It is commendable to assume that today’s desktop computers have become more powerful in comparison to machines that occupied the whole room a few years ago only. This fast scaling of this feature is an extraordinary example of how successful electronics have been working based on semiconductors. A modern car engine is likely to be controlled by a computer containing a microprocessor, as are the latest passenger aircraft-so called fly-by-wire systems.
These include aluminum and indium in group III and phosphorous in group V. These so called III-V materials have tremendous potential. They work at the fast speeds needed for the most powerful supercomputers. Gallium arsenide also operates at higher frequencies than silicon, providing communications systems that can carry more information and exploit previously inaccessible regions of the electromagnetic spectrum.
Another important niche for gallium arsenide is in optoelectronics, the interface between optics and electronics. Unlike silicon, gallium arsenide can both detect and generate light. Also, some optical computers rely on devices made of gallium arsenide.
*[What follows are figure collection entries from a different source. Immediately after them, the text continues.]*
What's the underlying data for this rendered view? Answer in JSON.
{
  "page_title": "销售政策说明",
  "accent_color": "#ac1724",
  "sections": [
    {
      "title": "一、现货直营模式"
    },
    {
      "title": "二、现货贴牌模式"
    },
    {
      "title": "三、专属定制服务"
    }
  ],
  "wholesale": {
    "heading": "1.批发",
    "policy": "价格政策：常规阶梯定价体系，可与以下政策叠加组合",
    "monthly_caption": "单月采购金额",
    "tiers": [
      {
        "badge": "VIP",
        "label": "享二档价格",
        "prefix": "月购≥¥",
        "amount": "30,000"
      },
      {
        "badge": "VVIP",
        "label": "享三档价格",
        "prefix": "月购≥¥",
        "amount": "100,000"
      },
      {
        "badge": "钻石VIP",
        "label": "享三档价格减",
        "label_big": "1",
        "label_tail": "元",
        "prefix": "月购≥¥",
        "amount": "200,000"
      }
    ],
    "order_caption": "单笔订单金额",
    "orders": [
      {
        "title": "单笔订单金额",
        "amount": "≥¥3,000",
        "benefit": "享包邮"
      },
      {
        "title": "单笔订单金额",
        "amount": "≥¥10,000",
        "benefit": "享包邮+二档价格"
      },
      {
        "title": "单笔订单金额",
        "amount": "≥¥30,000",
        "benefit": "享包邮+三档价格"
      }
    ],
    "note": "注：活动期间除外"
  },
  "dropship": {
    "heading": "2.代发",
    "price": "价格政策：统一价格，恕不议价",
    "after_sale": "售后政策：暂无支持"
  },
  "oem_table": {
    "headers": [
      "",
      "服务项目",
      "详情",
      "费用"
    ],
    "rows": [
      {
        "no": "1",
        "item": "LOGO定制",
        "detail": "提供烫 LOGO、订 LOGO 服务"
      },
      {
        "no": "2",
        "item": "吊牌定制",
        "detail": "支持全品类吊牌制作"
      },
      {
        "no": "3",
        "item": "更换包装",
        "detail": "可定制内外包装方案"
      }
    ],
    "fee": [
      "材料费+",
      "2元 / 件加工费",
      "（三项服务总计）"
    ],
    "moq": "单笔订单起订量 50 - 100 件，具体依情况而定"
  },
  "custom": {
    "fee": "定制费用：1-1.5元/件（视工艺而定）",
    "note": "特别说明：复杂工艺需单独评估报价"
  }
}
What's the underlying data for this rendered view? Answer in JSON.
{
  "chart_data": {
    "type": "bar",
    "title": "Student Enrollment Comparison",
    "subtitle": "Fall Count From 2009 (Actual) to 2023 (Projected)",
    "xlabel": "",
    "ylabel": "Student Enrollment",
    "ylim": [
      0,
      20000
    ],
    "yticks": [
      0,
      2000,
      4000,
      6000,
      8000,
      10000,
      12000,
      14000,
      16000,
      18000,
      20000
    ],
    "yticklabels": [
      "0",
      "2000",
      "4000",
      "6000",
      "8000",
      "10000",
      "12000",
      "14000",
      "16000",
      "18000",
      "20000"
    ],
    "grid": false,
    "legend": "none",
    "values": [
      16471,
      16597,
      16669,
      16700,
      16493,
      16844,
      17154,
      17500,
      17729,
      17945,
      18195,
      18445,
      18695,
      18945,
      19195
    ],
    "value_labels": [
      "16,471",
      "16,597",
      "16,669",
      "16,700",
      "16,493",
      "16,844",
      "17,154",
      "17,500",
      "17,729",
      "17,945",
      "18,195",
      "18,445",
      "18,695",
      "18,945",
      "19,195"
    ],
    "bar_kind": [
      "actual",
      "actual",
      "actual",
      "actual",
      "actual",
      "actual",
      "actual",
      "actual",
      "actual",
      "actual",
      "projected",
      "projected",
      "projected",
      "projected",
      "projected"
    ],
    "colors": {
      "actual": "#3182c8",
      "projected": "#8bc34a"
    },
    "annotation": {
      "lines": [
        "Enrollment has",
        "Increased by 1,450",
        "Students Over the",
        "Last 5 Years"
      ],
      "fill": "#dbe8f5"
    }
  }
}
The most exciting use of gallium arsenide and related materials, however, is in creating minute electronic structure that exploits the wave-like nature of electrons predicted by quantum mechanics. This contrasts with conventional devices, which can largely be understood with classical mechanics. Novel devices based on quantum mechanics should not only lead to smaller and faster computers and communications systems that consume less power, but they are already helping physicists to understand the subtle behavior of electrons at the quantum level.
All electronic devices depend on electrons moving about in some controlled way, so that there is either an electrical current or no current across the active region of the device. In a computer, this on-off switching provides the means of passing and processing information in binary code consisting of 1s and 0s. How fast a device can respond depends on the time taken for the electrons to cross the active region. There are two ways to reduce the time-by making the electrons move faster or the device smaller.
In integrated circuits, the minimum size of the device is dictated by how easy it is to fabricate. One can now make silicon chips with features smaller than a micrometer. But there may be a minimum size below which conventional silicon devices will not work. New kinds of devices or materials are needed to break the limit. Gallium arsenide and other III-V compounds may provide both.